Hübsches Doppelpack

■ Sandra Strunz' amüsante „Käthchen von Heilbronn“-Inszenierung und Michael Bandts „Vögelgezwitscher“

Das Käthchen von Heilbronn von Heinrich von Kleist ist ein hübsches Theaterstück, aber ein bißchen doof: Starke Rittersleut' kämpfen um Land, Weib und Ehr', gute Frauen sind schlicht und haben einen Namen mit einem „-chen“hinten, und am Ende siegt die Wahrheit.

So etwas einfach nur zu spielen, traut sich glücklicherweise fast niemand heutzutage. Da müssen schon ein paar heftig herumturnendeMarionetten her. Oder man bastelt das Stück auseinander, schmeißt Teile weg und tut zeitgemäße Komik hinzu.

Für letztere Arbeitsweise hat sich Sandra Strunz mit ihrem Käthchen entschieden, das am vergangenen Wochenende beim Festival Die Wüste lebt Premiere feierte. Offensichtlich ist diese Methode beliebt bei jungen Hamburger Regisseuren, denn mit einer ähnlichen Idee begann auch der erste diesjährige Wüste-lebt-Abend, das Stück hieß Antigone Gone.

Sandra Strunz reduziert das Käthchen-Personal auf vier Leute: Neben der Titelfrau sind nur der Graf vom Strahl, Knecht Gottschalk und die böse Kunigunde anwesend. Die sind alle recht hübsch und ziemlich doof, sie zappeln und stottern witzig herum und erinnern uns daran, daß Theater etwas mit Spielen zu tun hat. Daß es der Regisseurin auch darum geht, Menschen darzustellen, die nicht miteinander kommunizieren können und die unfähig sind, verantwortlich zu handeln, bleibt da eher nebensächlich. So ist die Geschichte auch hier wirklich sehr hübsch, aber ziemlich doof – eine werktreue Inszenierung also und dennoch äußerst unterhaltsam. Wenn das keine Leistung ist!
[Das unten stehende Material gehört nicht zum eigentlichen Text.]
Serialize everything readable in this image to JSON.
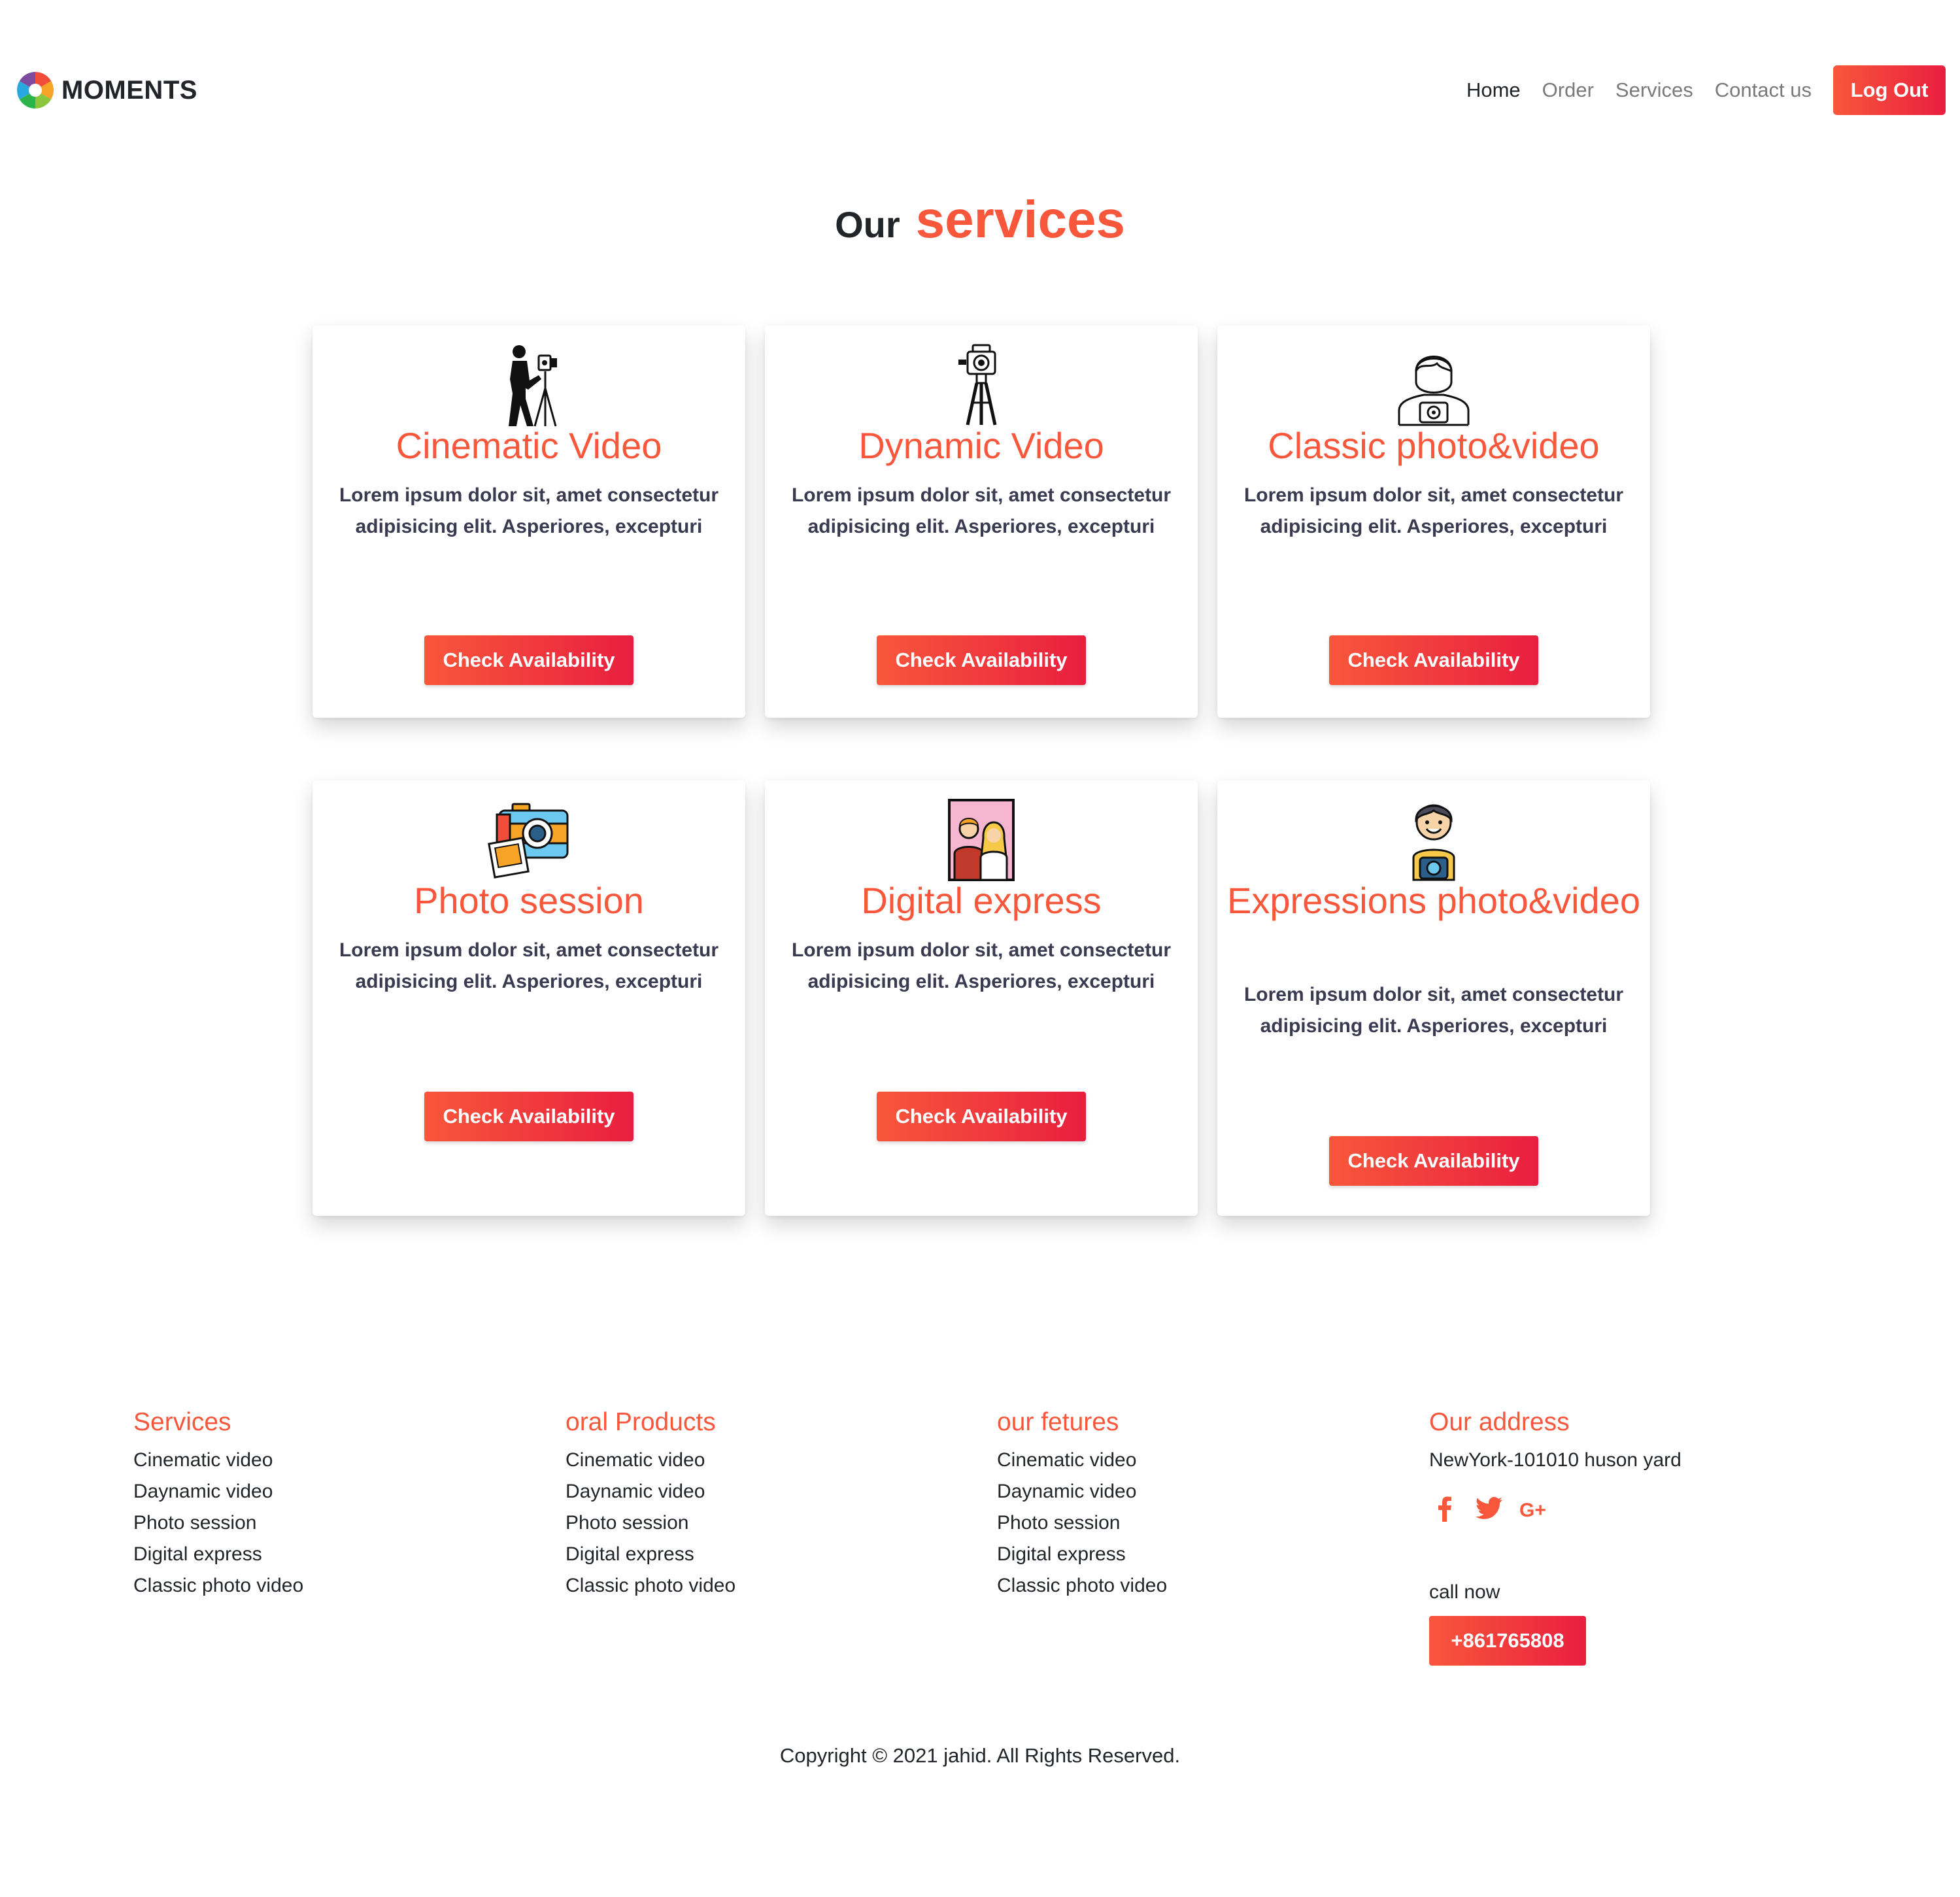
{
  "brand": {
    "name": "MOMENTS",
    "logo_icon": "moments-logo-icon"
  },
  "nav": {
    "links": [
      "Home",
      "Order",
      "Services",
      "Contact us"
    ],
    "logout_label": "Log Out"
  },
  "section": {
    "title_prefix": "Our",
    "title_highlight": "services"
  },
  "cards": [
    {
      "icon": "videographer-icon",
      "title": "Cinematic Video",
      "desc": "Lorem ipsum dolor sit, amet consectetur adipisicing elit. Asperiores, excepturi",
      "button": "Check Availability"
    },
    {
      "icon": "camera-tripod-icon",
      "title": "Dynamic Video",
      "desc": "Lorem ipsum dolor sit, amet consectetur adipisicing elit. Asperiores, excepturi",
      "button": "Check Availability"
    },
    {
      "icon": "photographer-icon",
      "title": "Classic photo&video",
      "desc": "Lorem ipsum dolor sit, amet consectetur adipisicing elit. Asperiores, excepturi",
      "button": "Check Availability"
    },
    {
      "icon": "camera-photos-icon",
      "title": "Photo session",
      "desc": "Lorem ipsum dolor sit, amet consectetur adipisicing elit. Asperiores, excepturi",
      "button": "Check Availability"
    },
    {
      "icon": "couple-portrait-icon",
      "title": "Digital express",
      "desc": "Lorem ipsum dolor sit, amet consectetur adipisicing elit. Asperiores, excepturi",
      "button": "Check Availability"
    },
    {
      "icon": "cartoon-photographer-icon",
      "title": "Expressions photo&video",
      "desc": "Lorem ipsum dolor sit, amet consectetur adipisicing elit. Asperiores, excepturi",
      "button": "Check Availability"
    }
  ],
  "footer": {
    "columns": [
      {
        "heading": "Services",
        "items": [
          "Cinematic video",
          "Daynamic video",
          "Photo session",
          "Digital express",
          "Classic photo video"
        ]
      },
      {
        "heading": "oral Products",
        "items": [
          "Cinematic video",
          "Daynamic video",
          "Photo session",
          "Digital express",
          "Classic photo video"
        ]
      },
      {
        "heading": "our fetures",
        "items": [
          "Cinematic video",
          "Daynamic video",
          "Photo session",
          "Digital express",
          "Classic photo video"
        ]
      }
    ],
    "address": {
      "heading": "Our address",
      "line": "NewYork-101010 huson yard",
      "social_icons": [
        "facebook-icon",
        "twitter-icon",
        "google-plus-icon"
      ],
      "call_label": "call now",
      "phone": "+861765808"
    },
    "copyright": "Copyright © 2021 jahid. All Rights Reserved."
  },
  "colors": {
    "accent": "#f8573b",
    "accent_dark": "#e91e3f",
    "text": "#212529",
    "muted": "#7a7a7a",
    "desc": "#3a3a50"
  }
}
Anschließend, in der 22-Uhr-Vorstellung, spielten die urkomische Verena Unbehaun und der ebensolche Stefan Pickel Vögelgezwitscher in der Regie von Michael Bandt. In dem ganz kurzen, jungen Stück von Marc Becker geht ein Paar im Wald spazieren, das – siehe oben – nicht weiß, wie Kommunikation geht. Sie wissen nicht, woher und wohin mit ihren Gefühlen, bewegen sich lächerlich und reden wenig. Aber wenn sie reden, dann kommen nette Sachen heraus wie: „Es gab einmal eine Zeit, in der man das Gefühl hatte, es folge eine weitere. So eine Zeit ist jetzt auch.“

Und wenn Helge Schneider Theater machen würde, dann wären seine Stücke ungefähr so.

Nun ist zwar die Wüste noch lange nicht tot, aber das Nachwuchs-Regie-und-Schauspieler-Festival „Die Wüste lebt“in den Kammerspielen ist für dieses Jahr vorüber. Schön war's – ein buntes, mutiges Festival und ein lustiger Abschlußabend mit Theater im Doppelpack für nur zwanzig Mark. Mehr davon bitte dringend im kommenden Jahr.